こうした微調整をその場限りで終わらせる限り、筋力低下や体重増加、血糖や骨代謝への影響といった、慢性的な副作用のリスクは低いと考えられているようです。その日のうちに完結し、翌日以降まで追加を引きずらないことが前提になります。
一方で、注意点も同時に強調されています。微調整であっても、それが毎日のように続いたり、いつの間にか「いつもの量」の一部になってしまえば、意味合いはまったく変わります。また、不調の原因が本当にコルチゾール不足なのか、睡眠不足や脱水、電解質の乱れ、感染など別の要因が隠れていないかを見極める視点も欠かせません。
そのうえで欧米では、「慣れさせていく」という考え方もよく語られています。負荷を完全に微調整で埋めるのではなく、回復できる範囲で少しずつ体を負荷に慣らしていくことで、必要な追加の頻度そのものを減らしていく、という発想です。薬で常に支えるのではなく、生活設計や負荷のかけ方を工夫しながら、結果的に増量に頼らずに済む時間を増やしていくことが、長期的な安定につながるとされています。

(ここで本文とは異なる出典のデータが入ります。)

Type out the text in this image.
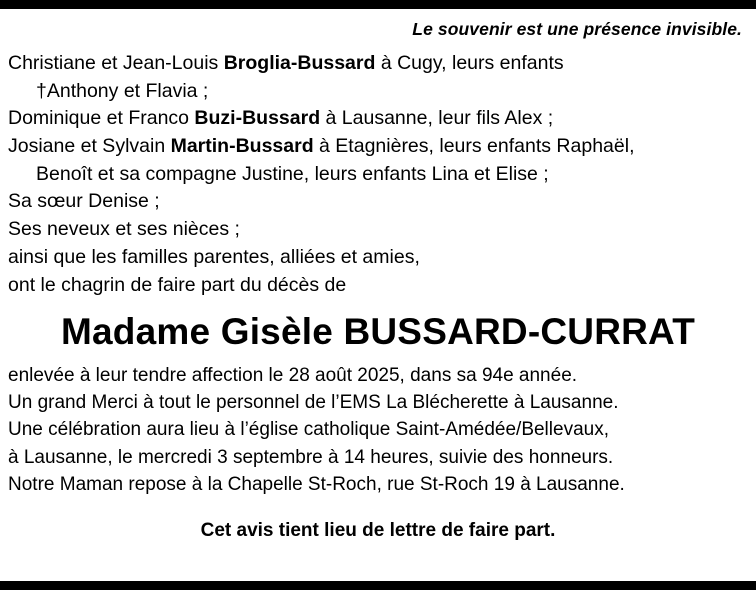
Le souvenir est une présence invisible.
Christiane et Jean-Louis Broglia-Bussard à Cugy, leurs enfants
†Anthony et Flavia ;
Dominique et Franco Buzi-Bussard à Lausanne, leur fils Alex ;
Josiane et Sylvain Martin-Bussard à Etagnières, leurs enfants Raphaël,
Benoît et sa compagne Justine, leurs enfants Lina et Elise ;
Sa sœur Denise ;
Ses neveux et ses nièces ;
ainsi que les familles parentes, alliées et amies,
ont le chagrin de faire part du décès de
Madame Gisèle BUSSARD-CURRAT
enlevée à leur tendre affection le 28 août 2025, dans sa 94e année.
Un grand Merci à tout le personnel de l’EMS La Blécherette à Lausanne.
Une célébration aura lieu à l’église catholique Saint-Amédée/Bellevaux,
à Lausanne, le mercredi 3 septembre à 14 heures, suivie des honneurs.
Notre Maman repose à la Chapelle St-Roch, rue St-Roch 19 à Lausanne.
Cet avis tient lieu de lettre de faire part.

ここで前提として、シックデイはまったく別の話になります。感染症・発熱・嘔吐・下痢・外傷・手術など、体に明らかなダメージがある場合は、自己判断の微調整ではなく、いわゆるシックデイルールに沿った対応が基本になります。
シックデイでは、あらかじめ定義された増量幅があり、5mg単位での追加や、通常量の2倍、場合によっては3倍といった対応が推奨されます。これは「不足を予防するための微調整」ではなく、「生命維持のためにしっかり入れる」方法で、考え方もリスク評価も別物として扱われています。(参考:微調整と増量の違い)
微調整・慣らし・生活設計による負荷のコントロール。そして、シックデイでは迷わずルールに従ってしっかり増やす。この線引きを明確にしておくことが、結果的に「増えすぎ」と「足りなさ」の両方を防ぎ、判断の主導権を自分に取り戻すための整理になると感じています。
読んでくださった方が、自分なりの工夫を見つけるヒントになればうれしいです。
医療に関する判断を行う際は、必ず医師にご相談ください。